At the root of the container shipping lines' misery is not so much stalled world trade but new ship supply capacity far outstripping world trade growth, leading to a mismatch between supply and demand growth which, says Paul Slater, a Florida-based ship finance adviser, means the whole industry is in "terrible trouble. Frankly, I don't think there's a container shipping company in the entire world that's making any money," he adds.

Hanjin's collapse has caused shipping rates to spike but the benefits are likely to be short-lived. Hyundai Merchant Marine, which itself flirted with bankruptcy this year, said it will take over operating many of Hanjin's directly-owned ships, while its chartered vessels are likely to return to the market for lower lease rates. The risk from this is that unless demand grows faster than supply of vessels then further container line collapses cannot be ruled out.

It's not as though Hanjin's collapse could not be foreseen. Drewry Shipping Consultants said: "We've been warning since 2013 that Hanjin was living on borrowed time because its debt to equity ratio was over 600%."

So what lessons does this have for logisticians? It is not enough for them to know how to ensure goods flow through the global supply chain as smoothly as possible. They must be able to identify all possible risks and put in place contingency plans that either allow rapid recovery or some sort of insurance when goods are delayed by events like Hanjin. The present capacity-sharing alliances of container liners are not in the cargo owners' or forwarders' best interests. What is the point, for example, of logistician studying the final accounts of shipping lines, which should also include the crisis-hit bulkers, to apply formulae that can reasonably predict bankruptcy two years ahead with 90% accuracy, if they don't know in which container line's care their goods will end up? If reform
of the arcane complexity of the industry cannot be had then shippers should see if insurance can be obtained at a reasonable rate to protect them from supply claim risks like Hanjin

There are other measures logisticians should take to warn them of trouble ahead. They could, for example, become more aware of global economic and financials trends, that if left unchecked could create mayhem down the line.
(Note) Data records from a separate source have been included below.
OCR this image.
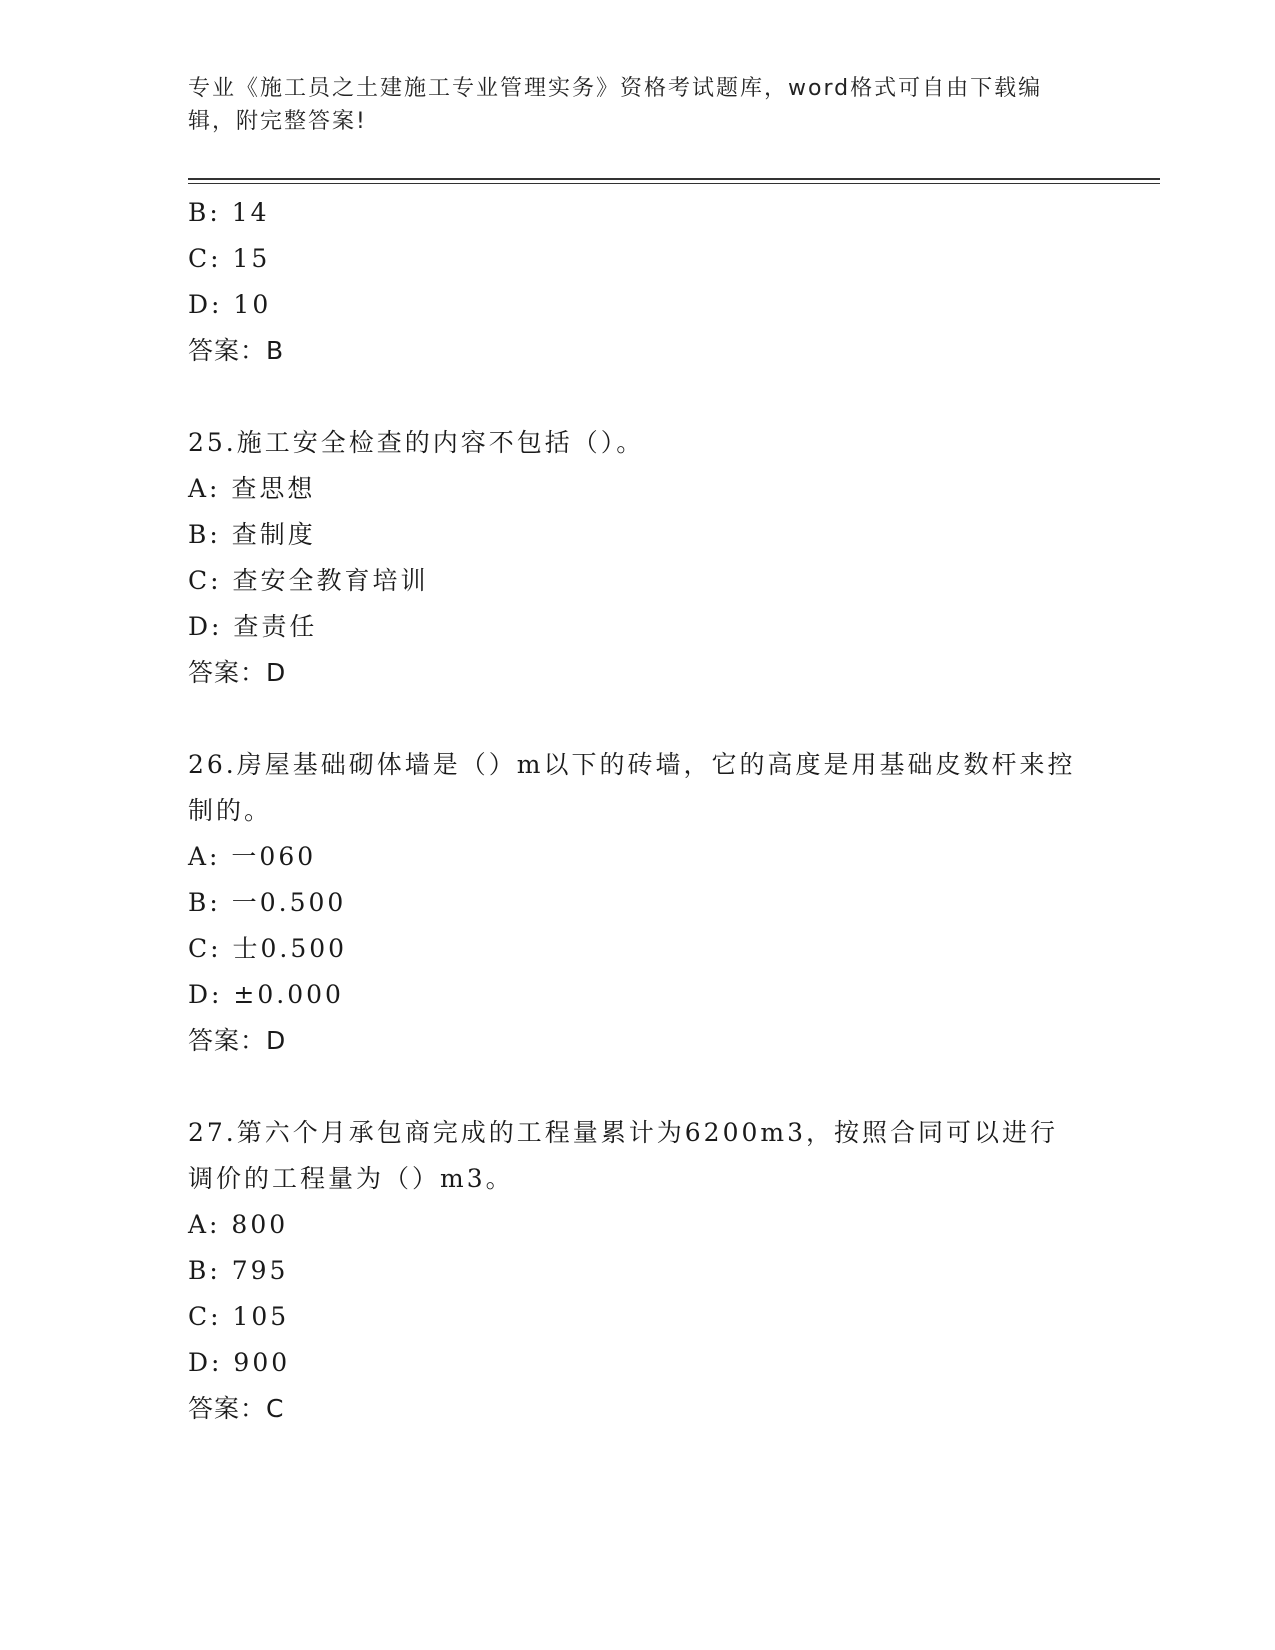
专业《施工员之土建施工专业管理实务》资格考试题库，word格式可自由下载编辑，附完整答案!
B: 14
C: 15
D: 10
答案：B
25.施工安全检查的内容不包括（）。
A: 查思想
B: 查制度
C: 查安全教育培训
D: 查责任
答案：D
26.房屋基础砌体墙是（）m以下的砖墙，它的高度是用基础皮数杆来控制的。
A: 一060
B: 一0.500
C: 士0.500
D: ±0.000
答案：D
27.第六个月承包商完成的工程量累计为6200m3，按照合同可以进行调价的工程量为（）m3。
A: 800
B: 795
C: 105
D: 900
答案：C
Back in January 2007 I warned in print of serious trouble ahead for the banking industry caused largely by their reckless involvement in America's sub-prime housing market. At the time, shipbuilding was on a roll with substantial orders on the blocks. That led to excessive ship capacity overhanging the market because the credit crunch stalled world trade growth. Today's shipping world is still feeling the effects of that. But it is not only shipping that is in trouble. Banks are heavily involved in underperforming shipping loans and so far have suffered heavy losses. Britain's RBS bank is now trying to exit its entire interest in Turkish shipping loans and hopes to be rid of its much bigger Greek shipping exposure. It will be lucky if it avoids a big haircut.